Not a long evening, but what an impact, what a bundle of bliss, William Forsythe presses all the triggers, injects the right endorphins. Two short academic pieces before the interval and after that the one we’ve been waiting for, his liberating half-hour Playlist EP.
“In 2022, William Forsythe’s Playlist EP brought the house down”, so goes the press release. I was there, folks. What more is there left to say… it’s a celebration of dance and music, the spiritual and physical joy of hitting the spot and then to keep on going. A one-word review—Joyful—would suffice.
But the evening is more than his evergreen choreography, a mix of off-kilter classical and contemporary, strongly influenced by the twentieth century’s best, Balanchine, Martha Graham and Merce Cunningham. Not to mention athleticism. And music, its beat the driver... The stamina required is surely offset by passion and love of one’s art.
Before we are lifted out of our seats and minds, we see his nuts and bolts, two pieces new to me. Rearray (London Edition 2025), so-called because it’s a renewal of his 2011 piece for Sylvie Guillem and Nicolas Le Riche, revised for Paris Opera Ballet in 2024. Tonight we have principal Sangeun Lee partnered by Henry Dowden and Rentaro Nakaaki in this jigsaw piece of geometric structure. Is it physics or chemistry?
Blackout camera shutters and silences punctuated by David Morrow’s abstract composition make me think Cunningham, who choreographed without music. Beautifully held frozen tableaux, photoshoot style, then variations on variations. Was Forsythe testing a new vocabulary? Lee in practice clothes, the two men in drab (black and beige) daywear could be American abstract expressionism brushstrokes on a black canvas.

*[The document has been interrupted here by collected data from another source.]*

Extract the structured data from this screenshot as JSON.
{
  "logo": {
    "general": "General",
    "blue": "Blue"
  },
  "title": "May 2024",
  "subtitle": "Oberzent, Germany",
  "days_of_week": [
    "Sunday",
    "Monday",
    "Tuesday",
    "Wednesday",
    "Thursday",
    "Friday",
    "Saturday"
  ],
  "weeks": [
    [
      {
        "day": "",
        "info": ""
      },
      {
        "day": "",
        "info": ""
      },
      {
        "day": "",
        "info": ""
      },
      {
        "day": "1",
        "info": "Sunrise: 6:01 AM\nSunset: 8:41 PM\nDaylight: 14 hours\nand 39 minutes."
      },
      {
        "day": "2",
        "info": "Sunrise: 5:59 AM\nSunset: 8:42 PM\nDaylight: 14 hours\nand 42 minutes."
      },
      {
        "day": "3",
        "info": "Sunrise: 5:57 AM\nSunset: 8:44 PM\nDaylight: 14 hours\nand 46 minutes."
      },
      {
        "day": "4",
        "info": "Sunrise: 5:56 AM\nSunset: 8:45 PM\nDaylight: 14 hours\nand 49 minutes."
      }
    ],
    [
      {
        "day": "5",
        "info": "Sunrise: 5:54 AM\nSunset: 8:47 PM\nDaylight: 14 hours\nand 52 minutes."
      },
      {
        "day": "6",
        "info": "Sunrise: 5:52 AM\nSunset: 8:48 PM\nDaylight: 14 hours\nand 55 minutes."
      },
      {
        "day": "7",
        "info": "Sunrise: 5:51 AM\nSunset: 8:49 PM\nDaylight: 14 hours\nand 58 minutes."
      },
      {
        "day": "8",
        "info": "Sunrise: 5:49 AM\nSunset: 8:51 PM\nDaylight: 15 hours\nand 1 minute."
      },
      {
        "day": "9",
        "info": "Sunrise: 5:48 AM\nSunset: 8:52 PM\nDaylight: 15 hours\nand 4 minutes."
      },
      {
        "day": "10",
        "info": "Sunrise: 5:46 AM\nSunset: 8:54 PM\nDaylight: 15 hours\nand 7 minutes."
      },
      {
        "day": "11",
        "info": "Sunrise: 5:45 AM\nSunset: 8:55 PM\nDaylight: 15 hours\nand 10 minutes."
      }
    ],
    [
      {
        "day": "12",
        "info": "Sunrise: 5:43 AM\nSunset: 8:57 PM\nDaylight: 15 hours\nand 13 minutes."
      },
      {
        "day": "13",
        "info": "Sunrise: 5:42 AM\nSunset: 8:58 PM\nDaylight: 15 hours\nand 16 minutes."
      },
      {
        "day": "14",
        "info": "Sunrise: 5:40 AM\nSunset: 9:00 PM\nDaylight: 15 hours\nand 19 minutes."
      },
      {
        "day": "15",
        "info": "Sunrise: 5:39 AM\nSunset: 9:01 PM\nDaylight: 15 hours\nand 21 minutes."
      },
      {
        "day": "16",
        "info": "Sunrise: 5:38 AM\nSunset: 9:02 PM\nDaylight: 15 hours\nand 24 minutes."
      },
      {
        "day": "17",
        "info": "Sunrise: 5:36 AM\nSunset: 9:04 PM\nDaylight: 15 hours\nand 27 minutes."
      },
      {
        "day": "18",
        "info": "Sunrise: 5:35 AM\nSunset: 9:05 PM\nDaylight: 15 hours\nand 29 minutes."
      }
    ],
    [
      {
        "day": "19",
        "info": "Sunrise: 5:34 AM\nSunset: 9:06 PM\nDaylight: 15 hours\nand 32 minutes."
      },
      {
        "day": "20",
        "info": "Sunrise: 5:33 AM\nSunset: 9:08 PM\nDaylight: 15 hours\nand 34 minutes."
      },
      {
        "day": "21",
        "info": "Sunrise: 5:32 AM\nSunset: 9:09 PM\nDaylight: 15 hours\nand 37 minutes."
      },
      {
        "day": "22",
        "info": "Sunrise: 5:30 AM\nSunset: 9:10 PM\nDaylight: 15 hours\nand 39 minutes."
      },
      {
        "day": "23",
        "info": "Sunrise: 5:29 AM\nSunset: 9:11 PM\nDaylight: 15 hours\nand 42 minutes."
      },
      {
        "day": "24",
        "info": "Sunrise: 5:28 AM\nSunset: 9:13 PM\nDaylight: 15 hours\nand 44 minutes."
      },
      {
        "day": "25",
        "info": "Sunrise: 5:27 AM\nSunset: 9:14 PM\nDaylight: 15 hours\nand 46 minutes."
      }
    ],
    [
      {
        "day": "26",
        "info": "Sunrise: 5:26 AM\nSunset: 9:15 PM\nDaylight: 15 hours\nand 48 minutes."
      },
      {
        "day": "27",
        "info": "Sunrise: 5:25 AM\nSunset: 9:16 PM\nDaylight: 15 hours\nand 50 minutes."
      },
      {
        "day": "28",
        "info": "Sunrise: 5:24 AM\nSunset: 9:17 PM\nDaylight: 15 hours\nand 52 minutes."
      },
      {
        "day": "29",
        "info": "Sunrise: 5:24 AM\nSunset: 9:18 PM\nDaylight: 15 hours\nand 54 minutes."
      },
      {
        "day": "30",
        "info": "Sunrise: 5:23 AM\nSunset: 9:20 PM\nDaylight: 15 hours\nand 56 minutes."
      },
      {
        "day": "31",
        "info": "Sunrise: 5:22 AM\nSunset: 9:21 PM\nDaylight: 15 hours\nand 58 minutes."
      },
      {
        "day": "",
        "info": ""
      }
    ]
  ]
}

Herman Schmerman (Quintet), only about ten minutes long, for five superlative dancers, Aitor Arrieta, Alice Bellini, Ivana Bueno, Francesco Gabriele Frola, Swanice Luong, makes me think of New York City Ballet and their long-legged, high-speed dancers. And guess what, it was created for them in 1992. Classical and jazzy—I recall Tiler Peck & Friends visit here with their New York can-do dynamism. Thom Willems’s metallic score makes me think of AI doing the impossible. Moves are incredibly challenging. What a workout….
Playlist EP is workout times three. It seems as if the whole of English National Ballet has ended up on stage. In athletic style wear costumes, colours bright blue and pink (very Michael Craig-Martin palette)—the better to dazzle us—dancers come and go, singly, in pairs, in threes and fours, a dozen at a time in formation, first men, then women, then all of them. Is it an endurance test?
The music is pounding, soul, funky house and rap—the beat goes on, stretching time and strengths. Some look more comfortable than others, some more natural, but what diligent speed and timing. And those flexed wrists, so deliciously camp—they are birds on the wing, bodies rapping as they fly. Imagine that. It’s positively Olympian. And an everlasting love, as Natalie Cole sings—didn't Noël Coward say something about the potency of cheap music…? Potent is the word for Playlist (EP), sledgehammer potent.